It takes a special synthesis of talent, and empathy to get on stage and lovingly play tribute to any artist. But, doing so with one so tremendous, and tremendously adored in mind, takes nerve.
Lawrence Knight has toured with his Bowie Experience tribute show all over the UK, to passionate receptions by Bowie fans young and old, and was even lauded by Bowie himself. It seems he has found the balance between imitation and persona, and a dash of good humour that a show like this needs to really take off.
Tonight at Opera House, Manchester, I took my seat in the stalls surrounded by the usual cacophony of excited voices that permeates the theatre air before curtain-up. Nearly 2000 people across four generations were alongside me; from the three venerable ladies two rows in front, dressed up in their jewels and vintage Ziggy Stardust 1972 tour tee-shirts, to the two teenage boys behind me with their parents, asking, “Did you really see the real Bowie, Dad?” The eyes of David seared down on us, miss-matched pupils painted in Technicolor on the banner hung front the ornate proscenium arch; an allusion to the godly figure Bowie has come to be, over his life and since his death.

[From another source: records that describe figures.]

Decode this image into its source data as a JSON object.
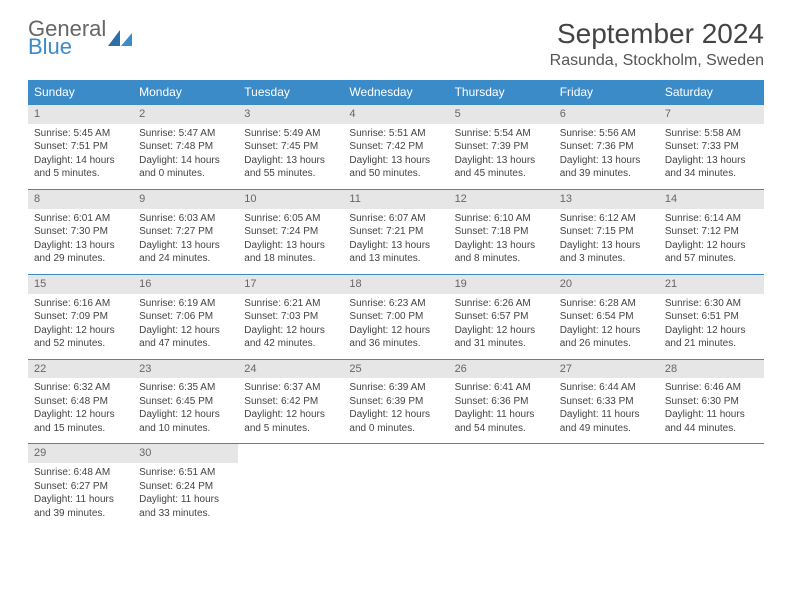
{
  "logo": {
    "text1": "General",
    "text2": "Blue"
  },
  "title": "September 2024",
  "location": "Rasunda, Stockholm, Sweden",
  "accent_color": "#3b8bc8",
  "daynum_bg": "#e6e6e6",
  "dow": [
    "Sunday",
    "Monday",
    "Tuesday",
    "Wednesday",
    "Thursday",
    "Friday",
    "Saturday"
  ],
  "weeks": [
    [
      {
        "n": "1",
        "sr": "Sunrise: 5:45 AM",
        "ss": "Sunset: 7:51 PM",
        "dl": "Daylight: 14 hours and 5 minutes."
      },
      {
        "n": "2",
        "sr": "Sunrise: 5:47 AM",
        "ss": "Sunset: 7:48 PM",
        "dl": "Daylight: 14 hours and 0 minutes."
      },
      {
        "n": "3",
        "sr": "Sunrise: 5:49 AM",
        "ss": "Sunset: 7:45 PM",
        "dl": "Daylight: 13 hours and 55 minutes."
      },
      {
        "n": "4",
        "sr": "Sunrise: 5:51 AM",
        "ss": "Sunset: 7:42 PM",
        "dl": "Daylight: 13 hours and 50 minutes."
      },
      {
        "n": "5",
        "sr": "Sunrise: 5:54 AM",
        "ss": "Sunset: 7:39 PM",
        "dl": "Daylight: 13 hours and 45 minutes."
      },
      {
        "n": "6",
        "sr": "Sunrise: 5:56 AM",
        "ss": "Sunset: 7:36 PM",
        "dl": "Daylight: 13 hours and 39 minutes."
      },
      {
        "n": "7",
        "sr": "Sunrise: 5:58 AM",
        "ss": "Sunset: 7:33 PM",
        "dl": "Daylight: 13 hours and 34 minutes."
      }
    ],
    [
      {
        "n": "8",
        "sr": "Sunrise: 6:01 AM",
        "ss": "Sunset: 7:30 PM",
        "dl": "Daylight: 13 hours and 29 minutes."
      },
      {
        "n": "9",
        "sr": "Sunrise: 6:03 AM",
        "ss": "Sunset: 7:27 PM",
        "dl": "Daylight: 13 hours and 24 minutes."
      },
      {
        "n": "10",
        "sr": "Sunrise: 6:05 AM",
        "ss": "Sunset: 7:24 PM",
        "dl": "Daylight: 13 hours and 18 minutes."
      },
      {
        "n": "11",
        "sr": "Sunrise: 6:07 AM",
        "ss": "Sunset: 7:21 PM",
        "dl": "Daylight: 13 hours and 13 minutes."
      },
      {
        "n": "12",
        "sr": "Sunrise: 6:10 AM",
        "ss": "Sunset: 7:18 PM",
        "dl": "Daylight: 13 hours and 8 minutes."
      },
      {
        "n": "13",
        "sr": "Sunrise: 6:12 AM",
        "ss": "Sunset: 7:15 PM",
        "dl": "Daylight: 13 hours and 3 minutes."
      },
      {
        "n": "14",
        "sr": "Sunrise: 6:14 AM",
        "ss": "Sunset: 7:12 PM",
        "dl": "Daylight: 12 hours and 57 minutes."
      }
    ],
    [
      {
        "n": "15",
        "sr": "Sunrise: 6:16 AM",
        "ss": "Sunset: 7:09 PM",
        "dl": "Daylight: 12 hours and 52 minutes."
      },
      {
        "n": "16",
        "sr": "Sunrise: 6:19 AM",
        "ss": "Sunset: 7:06 PM",
        "dl": "Daylight: 12 hours and 47 minutes."
      },
      {
        "n": "17",
        "sr": "Sunrise: 6:21 AM",
        "ss": "Sunset: 7:03 PM",
        "dl": "Daylight: 12 hours and 42 minutes."
      },
      {
        "n": "18",
        "sr": "Sunrise: 6:23 AM",
        "ss": "Sunset: 7:00 PM",
        "dl": "Daylight: 12 hours and 36 minutes."
      },
      {
        "n": "19",
        "sr": "Sunrise: 6:26 AM",
        "ss": "Sunset: 6:57 PM",
        "dl": "Daylight: 12 hours and 31 minutes."
      },
      {
        "n": "20",
        "sr": "Sunrise: 6:28 AM",
        "ss": "Sunset: 6:54 PM",
        "dl": "Daylight: 12 hours and 26 minutes."
      },
      {
        "n": "21",
        "sr": "Sunrise: 6:30 AM",
        "ss": "Sunset: 6:51 PM",
        "dl": "Daylight: 12 hours and 21 minutes."
      }
    ],
    [
      {
        "n": "22",
        "sr": "Sunrise: 6:32 AM",
        "ss": "Sunset: 6:48 PM",
        "dl": "Daylight: 12 hours and 15 minutes."
      },
      {
        "n": "23",
        "sr": "Sunrise: 6:35 AM",
        "ss": "Sunset: 6:45 PM",
        "dl": "Daylight: 12 hours and 10 minutes."
      },
      {
        "n": "24",
        "sr": "Sunrise: 6:37 AM",
        "ss": "Sunset: 6:42 PM",
        "dl": "Daylight: 12 hours and 5 minutes."
      },
      {
        "n": "25",
        "sr": "Sunrise: 6:39 AM",
        "ss": "Sunset: 6:39 PM",
        "dl": "Daylight: 12 hours and 0 minutes."
      },
      {
        "n": "26",
        "sr": "Sunrise: 6:41 AM",
        "ss": "Sunset: 6:36 PM",
        "dl": "Daylight: 11 hours and 54 minutes."
      },
      {
        "n": "27",
        "sr": "Sunrise: 6:44 AM",
        "ss": "Sunset: 6:33 PM",
        "dl": "Daylight: 11 hours and 49 minutes."
      },
      {
        "n": "28",
        "sr": "Sunrise: 6:46 AM",
        "ss": "Sunset: 6:30 PM",
        "dl": "Daylight: 11 hours and 44 minutes."
      }
    ],
    [
      {
        "n": "29",
        "sr": "Sunrise: 6:48 AM",
        "ss": "Sunset: 6:27 PM",
        "dl": "Daylight: 11 hours and 39 minutes."
      },
      {
        "n": "30",
        "sr": "Sunrise: 6:51 AM",
        "ss": "Sunset: 6:24 PM",
        "dl": "Daylight: 11 hours and 33 minutes."
      },
      null,
      null,
      null,
      null,
      null
    ]
  ]
}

The show started to shrieks and excited clamouring, as Starman filled the atmosphere, and Knight strode on stage, poured into a Ziggy-esq skin-tight multicoloured jumpsuit. His voice is a good likeness to that of Bowie’s, but that isn’t the point. This is more of a celebration of the life and life’s work of the man and legend, than an all out imitation. It is so fuelled by nostalgia, and sheer adoration of Bowie. With a good dose of glitter.
The first half (this reviewers favourite—just about) runs through all the classics and will have you dancing in the aisles before the intermission: Life on Mars? Soul Love, Diamond Dogs, Changes, Jean Genie, and Moonage Daydream to name a few, were blast out and echoed back as the crowd sang along. It was the opinion of the couple from Dublin just in front of me that these show stoppers could have graced a pretty encore, but we weren’t even half way through. What was also interesting was the dramatic display of lights and projections, including the metamorphosis of Bowie throughout the years, showcasing that infamous haircut from his 1972 debut, to his wiser 2000s years.
The second half arrived, and fans may have though they were in a waking dream, as it featured Young Americans, Ashes to Ashes, Let’s Dance and China Girl amongst others, topped only by Heroes, Under Pressure, sung alongside the talented Charlotte Elizabeth Talbot. Talbot played percussion and sang backing vocals throughout the show, until she unleashed high-notes we only thought achievable if your name was Freddie.
The band are made up of seasoned professionals who remain dutifully faithful to the man they revere enough to dedicate two and a half hours nearly every other night to, with great performances all round by Emily Westwood on saxophones, Tim Wedlake and Darren Jones on guitars, James Stead and Stuart Darling on keyboards, Lidia Close on bass guitar and Paul Gill on drums. There were a few appearances by costumier Amy Knight, who colourfully recreates the innumerable different styles of Bowie, with much attention to detail. I don’t know quite how many costume changes there were (quite a few) but all were much appreciated by the adoring crowd and executed without any absence being felt.
Overall, the performance is one that is exceptionally well rehearsed and very enjoyable, catering to the nostalgia of a late, great man whose career and, some like to think, soul, touched millions over the near half-century in which he fuelled our imaginations and inspiration.